I followed your link and I'm appalled by what this guy wrote. I'm so glad you responded. And, of course, you're so passionate, so smart and so steady with your response. Well done. Thank you for speaking for so many of us because I couldn't even hang out on that website any longer. My skin was starting to crawl. And the last thing I want is for him to feel good that he got website hits after that post.

I can't believe how pissed off that post makes me for so many reasons, but perspective is a good friend here. There are bigger issues in life that deserve more focus. No need to lower yourself to his level.

Carolynnwith2Ns said...

Julie, as Forest Gump's mom said, "stupid is as stupid does,"

DeadSpiderEye said...

So I read the guy's missive on his latest rejection and I wasn't appalled. Names and photos, okay, that might be appalling but let's give him some licence here, the cat might've peed in his bong.
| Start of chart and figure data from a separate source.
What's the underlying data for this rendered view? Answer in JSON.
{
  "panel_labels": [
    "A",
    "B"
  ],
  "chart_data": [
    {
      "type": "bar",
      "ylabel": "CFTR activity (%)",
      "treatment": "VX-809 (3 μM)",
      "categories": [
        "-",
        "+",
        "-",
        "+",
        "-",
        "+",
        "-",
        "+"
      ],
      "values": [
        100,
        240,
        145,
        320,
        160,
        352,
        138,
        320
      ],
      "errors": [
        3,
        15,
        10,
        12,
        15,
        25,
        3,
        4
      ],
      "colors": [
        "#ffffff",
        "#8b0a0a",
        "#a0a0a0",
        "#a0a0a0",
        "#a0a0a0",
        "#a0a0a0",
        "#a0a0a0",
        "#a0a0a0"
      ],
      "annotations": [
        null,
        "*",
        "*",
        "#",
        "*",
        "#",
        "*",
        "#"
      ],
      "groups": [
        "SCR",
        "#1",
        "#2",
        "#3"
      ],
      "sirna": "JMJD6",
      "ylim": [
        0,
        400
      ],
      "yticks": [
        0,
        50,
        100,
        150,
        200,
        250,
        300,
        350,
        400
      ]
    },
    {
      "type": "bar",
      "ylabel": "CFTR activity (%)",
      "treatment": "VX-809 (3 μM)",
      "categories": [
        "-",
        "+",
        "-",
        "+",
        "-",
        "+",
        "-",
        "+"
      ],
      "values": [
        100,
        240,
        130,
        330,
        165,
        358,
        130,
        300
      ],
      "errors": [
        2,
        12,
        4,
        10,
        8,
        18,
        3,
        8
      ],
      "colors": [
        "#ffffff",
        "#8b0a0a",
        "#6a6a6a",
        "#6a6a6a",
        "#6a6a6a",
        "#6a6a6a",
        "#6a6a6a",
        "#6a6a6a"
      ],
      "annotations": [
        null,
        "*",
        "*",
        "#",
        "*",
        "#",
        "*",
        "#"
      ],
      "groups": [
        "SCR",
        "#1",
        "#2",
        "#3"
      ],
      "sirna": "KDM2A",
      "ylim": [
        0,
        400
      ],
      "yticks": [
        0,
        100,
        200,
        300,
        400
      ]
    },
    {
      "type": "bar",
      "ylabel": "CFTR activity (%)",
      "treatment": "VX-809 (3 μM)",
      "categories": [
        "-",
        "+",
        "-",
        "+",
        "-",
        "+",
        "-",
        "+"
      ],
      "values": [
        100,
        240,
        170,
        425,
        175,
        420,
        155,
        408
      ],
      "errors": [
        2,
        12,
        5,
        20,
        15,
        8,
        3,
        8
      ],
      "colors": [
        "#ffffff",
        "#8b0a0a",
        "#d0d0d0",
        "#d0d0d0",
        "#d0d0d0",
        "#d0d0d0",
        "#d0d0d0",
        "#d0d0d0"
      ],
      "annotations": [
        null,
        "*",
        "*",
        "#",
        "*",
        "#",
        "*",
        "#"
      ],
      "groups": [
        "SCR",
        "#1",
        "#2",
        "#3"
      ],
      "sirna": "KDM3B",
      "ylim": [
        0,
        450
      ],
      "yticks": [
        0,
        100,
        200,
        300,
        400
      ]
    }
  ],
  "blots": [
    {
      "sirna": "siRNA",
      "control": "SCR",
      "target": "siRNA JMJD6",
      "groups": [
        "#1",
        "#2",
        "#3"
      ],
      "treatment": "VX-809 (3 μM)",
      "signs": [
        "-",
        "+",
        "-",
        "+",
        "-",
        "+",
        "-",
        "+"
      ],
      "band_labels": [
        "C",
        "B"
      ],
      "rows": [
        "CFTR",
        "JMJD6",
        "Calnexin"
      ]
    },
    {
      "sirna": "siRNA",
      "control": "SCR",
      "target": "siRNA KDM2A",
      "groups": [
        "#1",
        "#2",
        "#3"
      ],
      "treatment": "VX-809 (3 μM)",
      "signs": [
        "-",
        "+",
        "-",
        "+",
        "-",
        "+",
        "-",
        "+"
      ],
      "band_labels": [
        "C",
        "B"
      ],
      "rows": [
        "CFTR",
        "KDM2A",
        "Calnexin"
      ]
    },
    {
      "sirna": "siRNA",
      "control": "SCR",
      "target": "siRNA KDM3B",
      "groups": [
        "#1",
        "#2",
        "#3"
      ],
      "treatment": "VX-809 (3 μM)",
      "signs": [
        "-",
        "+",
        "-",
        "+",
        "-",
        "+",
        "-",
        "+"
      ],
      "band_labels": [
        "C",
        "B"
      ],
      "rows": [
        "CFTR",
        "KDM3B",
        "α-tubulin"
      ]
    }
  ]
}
He gets his point across about being a adrift amid the hoi polloi, a point that I think would resonate with many writers. Something a little odd occurred though, he sets up quite a sympathetic figure as his nemesis but there's no acknowledgement of that person's perspective. So his observations, which seem quite skilled, are represented as pertaining only to his existence and only relevant in that context. There's no insight into the possibility that she might be, ooh I dunno--concerned about running into a loony?

Intrigued I tracked down the other examples of My latest...

...yeah ok--from now on I promise to try and be a much nicer person.